Weiner, 49, eventually confessed and apologized for lying, but resigned under the weight of his deception.
|'Oh, Yes, It's Been Over for a Long Time'|
Former Sen. John Edwards, D-N.C., told ABC News' Bob Woodruff in an August 2008 interview, after he'd suspended his faltering presidential campaign, that his affair with mistress Rielle Hunter ended in 2006, and that there was no way her child was his.
Neither was true and his deceit irreparably damaged his political career, not to mention his marriage.
|'I Did Not Have Sexual Relations With That Woman, Miss Lewinsky'|
President Bill Clinton and no-name intern Monica Lewinsky made for an unlikely pair, and their sexual encounter resulted in his becoming a target for impeachment after he denied and then confessed to the relationship. His presidency survived the perjury and abuse of power charges and Clinton, 67, remains enormously popular today, yet his reputation has never fully healed.
|'It's All Made Up. I Don't Know What Happened'|
Police alleged in March 2002 that an officer who approached former D.C. Mayor Marion Barry's parked car noticed a "powdery substance" under Barry's nose after seeing him "ingest something." Officers allegedly found $5 worth of crack cocaine in his car, according to the police report, an insufficient amount to warrant further action.
Barry, now 78, escaped prosecution but his wife moved out shortly thereafter upon learning of the incident from the media.
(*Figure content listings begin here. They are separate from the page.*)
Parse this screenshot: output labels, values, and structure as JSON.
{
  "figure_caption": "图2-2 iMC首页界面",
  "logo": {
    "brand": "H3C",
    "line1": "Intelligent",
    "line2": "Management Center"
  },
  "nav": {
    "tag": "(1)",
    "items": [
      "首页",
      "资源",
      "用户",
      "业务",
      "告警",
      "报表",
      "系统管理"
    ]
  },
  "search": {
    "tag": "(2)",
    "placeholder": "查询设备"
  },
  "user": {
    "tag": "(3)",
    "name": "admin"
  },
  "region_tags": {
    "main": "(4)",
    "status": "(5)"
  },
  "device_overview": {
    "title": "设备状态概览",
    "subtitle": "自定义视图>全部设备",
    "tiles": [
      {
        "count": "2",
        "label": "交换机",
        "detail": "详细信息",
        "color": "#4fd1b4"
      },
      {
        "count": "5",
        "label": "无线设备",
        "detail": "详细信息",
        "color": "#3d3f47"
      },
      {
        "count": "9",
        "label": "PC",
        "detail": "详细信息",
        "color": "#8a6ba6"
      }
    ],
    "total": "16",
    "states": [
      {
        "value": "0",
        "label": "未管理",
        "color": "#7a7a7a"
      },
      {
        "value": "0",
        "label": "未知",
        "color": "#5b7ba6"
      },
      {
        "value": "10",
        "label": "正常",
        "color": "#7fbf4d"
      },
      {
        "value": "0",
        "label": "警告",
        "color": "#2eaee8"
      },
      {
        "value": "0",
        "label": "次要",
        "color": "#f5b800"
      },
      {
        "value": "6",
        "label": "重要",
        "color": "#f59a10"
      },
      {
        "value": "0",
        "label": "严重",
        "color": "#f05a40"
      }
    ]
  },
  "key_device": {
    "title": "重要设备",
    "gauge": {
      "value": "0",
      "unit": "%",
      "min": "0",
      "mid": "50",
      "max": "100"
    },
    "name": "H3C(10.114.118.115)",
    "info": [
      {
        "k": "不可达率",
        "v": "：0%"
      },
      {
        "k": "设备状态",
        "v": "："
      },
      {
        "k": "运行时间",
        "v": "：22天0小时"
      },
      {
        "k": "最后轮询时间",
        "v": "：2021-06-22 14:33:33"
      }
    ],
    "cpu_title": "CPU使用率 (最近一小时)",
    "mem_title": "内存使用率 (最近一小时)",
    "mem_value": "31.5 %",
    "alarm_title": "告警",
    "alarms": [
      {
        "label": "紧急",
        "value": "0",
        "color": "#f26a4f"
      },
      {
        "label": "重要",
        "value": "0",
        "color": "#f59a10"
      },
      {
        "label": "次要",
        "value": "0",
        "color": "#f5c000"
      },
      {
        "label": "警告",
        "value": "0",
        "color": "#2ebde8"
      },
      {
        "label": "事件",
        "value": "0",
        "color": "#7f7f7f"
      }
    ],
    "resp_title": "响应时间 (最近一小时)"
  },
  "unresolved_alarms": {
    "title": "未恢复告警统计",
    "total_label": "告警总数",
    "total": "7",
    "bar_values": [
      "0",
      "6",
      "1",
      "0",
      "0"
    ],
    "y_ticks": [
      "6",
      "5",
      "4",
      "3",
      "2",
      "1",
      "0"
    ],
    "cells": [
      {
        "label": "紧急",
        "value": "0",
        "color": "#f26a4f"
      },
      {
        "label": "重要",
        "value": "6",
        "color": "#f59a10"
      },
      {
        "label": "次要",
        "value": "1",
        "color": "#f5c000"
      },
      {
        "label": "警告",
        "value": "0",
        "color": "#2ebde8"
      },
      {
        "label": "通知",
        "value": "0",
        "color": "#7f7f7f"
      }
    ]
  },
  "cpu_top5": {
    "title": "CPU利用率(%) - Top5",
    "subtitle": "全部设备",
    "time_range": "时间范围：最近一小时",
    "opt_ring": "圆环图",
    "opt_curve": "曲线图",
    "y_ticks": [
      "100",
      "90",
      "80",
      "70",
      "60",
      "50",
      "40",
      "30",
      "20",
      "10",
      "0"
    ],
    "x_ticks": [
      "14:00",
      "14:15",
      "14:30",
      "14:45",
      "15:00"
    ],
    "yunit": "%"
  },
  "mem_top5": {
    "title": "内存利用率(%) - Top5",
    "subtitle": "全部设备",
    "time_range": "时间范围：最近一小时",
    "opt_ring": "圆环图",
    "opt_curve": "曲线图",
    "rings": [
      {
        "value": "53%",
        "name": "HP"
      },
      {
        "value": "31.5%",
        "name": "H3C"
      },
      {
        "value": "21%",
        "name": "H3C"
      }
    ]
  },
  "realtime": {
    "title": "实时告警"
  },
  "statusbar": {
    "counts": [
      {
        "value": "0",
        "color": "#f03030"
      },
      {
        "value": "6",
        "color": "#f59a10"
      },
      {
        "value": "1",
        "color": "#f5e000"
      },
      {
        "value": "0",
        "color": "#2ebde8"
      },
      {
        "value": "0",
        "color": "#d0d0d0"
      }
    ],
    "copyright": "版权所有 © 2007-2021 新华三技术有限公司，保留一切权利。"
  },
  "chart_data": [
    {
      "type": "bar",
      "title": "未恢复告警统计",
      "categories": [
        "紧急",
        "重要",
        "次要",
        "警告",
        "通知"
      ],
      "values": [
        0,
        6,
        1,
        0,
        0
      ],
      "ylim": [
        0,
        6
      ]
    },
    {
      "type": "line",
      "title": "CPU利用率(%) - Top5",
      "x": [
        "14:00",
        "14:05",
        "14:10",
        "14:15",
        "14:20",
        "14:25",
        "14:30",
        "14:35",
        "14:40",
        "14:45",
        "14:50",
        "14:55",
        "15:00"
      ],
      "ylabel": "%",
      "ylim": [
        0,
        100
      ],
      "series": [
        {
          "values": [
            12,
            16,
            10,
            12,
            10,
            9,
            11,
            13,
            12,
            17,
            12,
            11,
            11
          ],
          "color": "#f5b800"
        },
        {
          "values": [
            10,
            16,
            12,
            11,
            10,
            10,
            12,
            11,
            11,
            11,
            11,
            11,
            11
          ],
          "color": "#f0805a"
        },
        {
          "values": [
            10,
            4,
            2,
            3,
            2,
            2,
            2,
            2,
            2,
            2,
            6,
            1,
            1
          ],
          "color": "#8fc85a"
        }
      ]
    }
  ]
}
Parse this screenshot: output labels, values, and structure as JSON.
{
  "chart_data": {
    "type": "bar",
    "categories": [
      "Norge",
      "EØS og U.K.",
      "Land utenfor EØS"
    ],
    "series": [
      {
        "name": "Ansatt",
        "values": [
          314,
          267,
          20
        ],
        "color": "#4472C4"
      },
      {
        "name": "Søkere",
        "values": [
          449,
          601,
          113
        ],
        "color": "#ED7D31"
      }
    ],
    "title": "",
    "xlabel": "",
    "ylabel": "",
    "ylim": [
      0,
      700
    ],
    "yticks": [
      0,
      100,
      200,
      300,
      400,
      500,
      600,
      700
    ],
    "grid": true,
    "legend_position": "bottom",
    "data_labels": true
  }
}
Barry said he didn't consider the incident a big enough deal to tell her.
|'I Didn't Lie to the FBI'|
Former Illinois Gov. Rod Blagojevich insisted throughout his prosecution that he had been honest in his dealings with FBI agents investigating the corruption charges that swirled around him. In the end, however, he was convicted of lying to the FBI in 2005 about, among other things, not keeping track of his contributors and how much they contributed. Blagojevich, 57, is now in federal prison on a 14-year sentence.